There was a significant decline in the prevalence of neurological impairments in children aged 6 to 9 years at four locations in the KHDSS, namely Kilifi township, Mtwapa, Tezo, and Ziani (Fig. 2). Actual data for changes in location-level prevalence are provided in Table S3 (online supporting information). Generally, there was little evidence of geographical clustering at both survey points. In summary, four high and three low clusters and 10 high and four low clusters were identified in 2001 and 2015 respectively (Fig. S1, online supporting information).
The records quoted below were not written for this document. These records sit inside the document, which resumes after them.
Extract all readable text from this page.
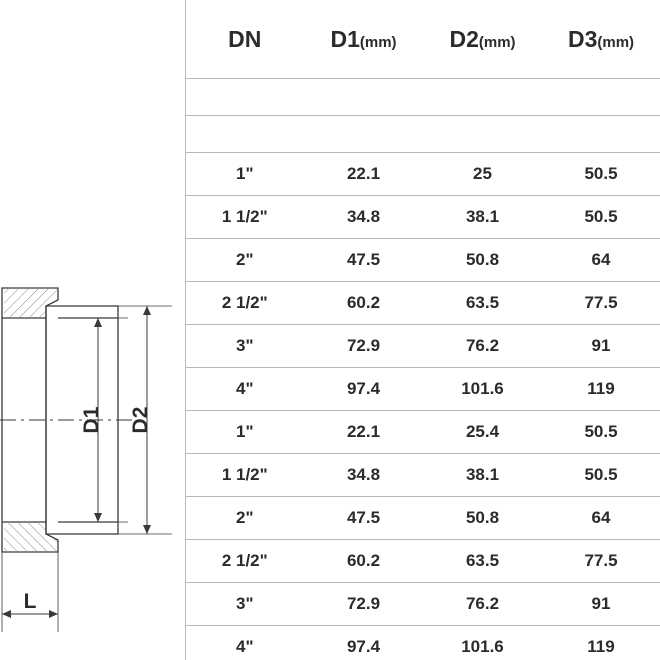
D1 D2
L
DN	D1(mm)	D2(mm)	D3(mm)

1"	22.1	25	50.5
1 1/2"	34.8	38.1	50.5
2"	47.5	50.8	64
2 1/2"	60.2	63.5	77.5
3"	72.9	76.2	91
4"	97.4	101.6	119
1"	22.1	25.4	50.5
1 1/2"	34.8	38.1	50.5
2"	47.5	50.8	64
2 1/2"	60.2	63.5	77.5
3"	72.9	76.2	91
4"	97.4	101.6	119
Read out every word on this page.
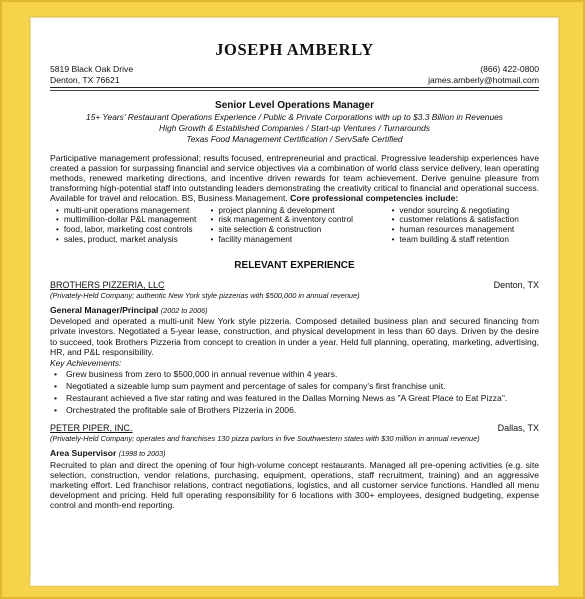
JOSEPH AMBERLY
5819 Black Oak Drive
Denton, TX 76621
(866) 422-0800
james.amberly@hotmail.com
Senior Level Operations Manager
15+ Years' Restaurant Operations Experience / Public & Private Corporations with up to $3.3 Billion in Revenues
High Growth & Established Companies / Start-up Ventures / Turnarounds
Texas Food Management Certification / ServSafe Certified

Participative management professional; results focused, entrepreneurial and practical. Progressive leadership experiences have created a passion for surpassing financial and service objectives via a combination of world class service delivery, lean operating methods, renewed marketing directions, and incentive driven rewards for team achievement. Derive genuine pleasure from transforming high-potential staff into outstanding leaders demonstrating the creativity critical to financial and operational success. Available for travel and relocation. BS, Business Management. Core professional competencies include:

• multi-unit operations management
• multimillion-dollar P&L management
• food, labor, marketing cost controls
• sales, product, market analysis
• project planning & development
• risk management & inventory control
• site selection & construction
• facility management
• vendor sourcing & negotiating
• customer relations & satisfaction
• human resources management
• team building & staff retention
RELEVANT EXPERIENCE
BROTHERS PIZZERIA, LLC	Denton, TX
(Privately-Held Company; authentic New York style pizzerias with $500,000 in annual revenue)
General Manager/Principal (2002 to 2006)

Developed and operated a multi-unit New York style pizzeria. Composed detailed business plan and secured financing from private investors. Negotiated a 5-year lease, construction, and physical development in less than 60 days. Driven by the desire to succeed, took Brothers Pizzeria from concept to creation in under a year. Held full planning, operating, marketing, advertising, HR, and P&L responsibility.

Key Achievements:
• Grew business from zero to $500,000 in annual revenue within 4 years.
• Negotiated a sizeable lump sum payment and percentage of sales for company's first franchise unit.
• Restaurant achieved a five star rating and was featured in the Dallas Morning News as "A Great Place to Eat Pizza".
• Orchestrated the profitable sale of Brothers Pizzeria in 2006.
PETER PIPER, INC.	Dallas, TX
(Privately-Held Company; operates and franchises 130 pizza parlors in five Southwestern states with $30 million in annual revenue)
Area Supervisor (1998 to 2003)

Recruited to plan and direct the opening of four high-volume concept restaurants. Managed all pre-opening activities (e.g. site selection, construction, vendor relations, purchasing, equipment, operations, staff recruitment, training) and an aggressive marketing effort. Led franchisor relations, contract negotiations, logistics, and all customer service functions. Handled all menu development and pricing. Held full operating responsibility for 6 locations with 300+ employees, designed budgeting, expense control and month-end reporting.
In 2001, only one low cluster was statistically significant (p=0.010) while one high cluster was statistically significant in 2015 (p=0.033).
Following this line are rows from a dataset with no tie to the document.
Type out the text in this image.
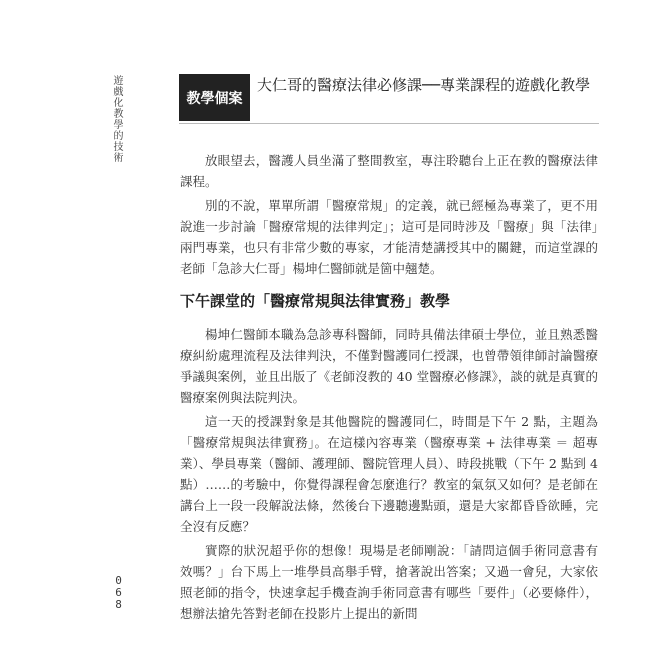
遊戲化教學的技術
068
教學個案
大仁哥的醫療法律必修課──專業課程的遊戲化教學

放眼望去，醫護人員坐滿了整間教室，專注聆聽台上正在教的醫療法律課程。

別的不說，單單所謂「醫療常規」的定義，就已經極為專業了，更不用說進一步討論「醫療常規的法律判定」；這可是同時涉及「醫療」與「法律」兩門專業，也只有非常少數的專家，才能清楚講授其中的關鍵，而這堂課的老師「急診大仁哥」楊坤仁醫師就是箇中翹楚。

下午課堂的「醫療常規與法律實務」教學

楊坤仁醫師本職為急診專科醫師，同時具備法律碩士學位，並且熟悉醫療糾紛處理流程及法律判決，不僅對醫護同仁授課，也曾帶領律師討論醫療爭議與案例，並且出版了《老師沒教的 40 堂醫療必修課》，談的就是真實的醫療案例與法院判決。

這一天的授課對象是其他醫院的醫護同仁，時間是下午 2 點，主題為「醫療常規與法律實務」。在這樣內容專業（醫療專業 + 法律專業 ＝ 超專業）、學員專業（醫師、護理師、醫院管理人員）、時段挑戰（下午 2 點到 4 點）……的考驗中，你覺得課程會怎麼進行？教室的氣氛又如何？是老師在講台上一段一段解說法條，然後台下邊聽邊點頭，還是大家都昏昏欲睡，完全沒有反應？

實際的狀況超乎你的想像！現場是老師剛說：「請問這個手術同意書有效嗎？」台下馬上一堆學員高舉手臂，搶著說出答案；又過一會兒，大家依照老師的指令，快速拿起手機查詢手術同意書有哪些「要件」（必要條件），想辦法搶先答對老師在投影片上提出的新問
Adverse perinatal events were significant predictors of epilepsy and cognitive and motor impairments in both surveys and for hearing impairment in 2015 (Tables 2 and 3); however, a significant increase over time in the strength of the association was observed only for hearing impairment by 2015 (exponentiated coefficient for the interaction=5.94, p=0.03) (Table 4). Higher weight-for-age and height-for-age z-scores were inversely associated with motor and hearing impairments in 2001 and with cognitive impairments in both surveys (Tables 2 and 3). Notably, there was a significant decrease over time in the association of weight for age with cognitive and motor impairments (exponentiated coefficient for the interaction=0.49 and 0.95 respectively) and height for age with cognitive and motor impairments (exponentiated coefficient for the interaction=0.44 and 0.89 respectively; Table 4). Home delivery, atypical delivery, neonatal jaundice, incomplete immunization, previous hospitalization, and a family history of seizures were positively associated with one or more impairments in either survey (Tables 2 and 3). However, the odds of previous hospitalization were significantly higher only in children with epilepsy in 2001 (exponentiated coefficient for the interaction=2.69, p=0.04). Similarly, the odds of home delivery in children with cognitive impairment was higher in 2001 (exponentiated coefficient for the interaction=1.33, p=0.02).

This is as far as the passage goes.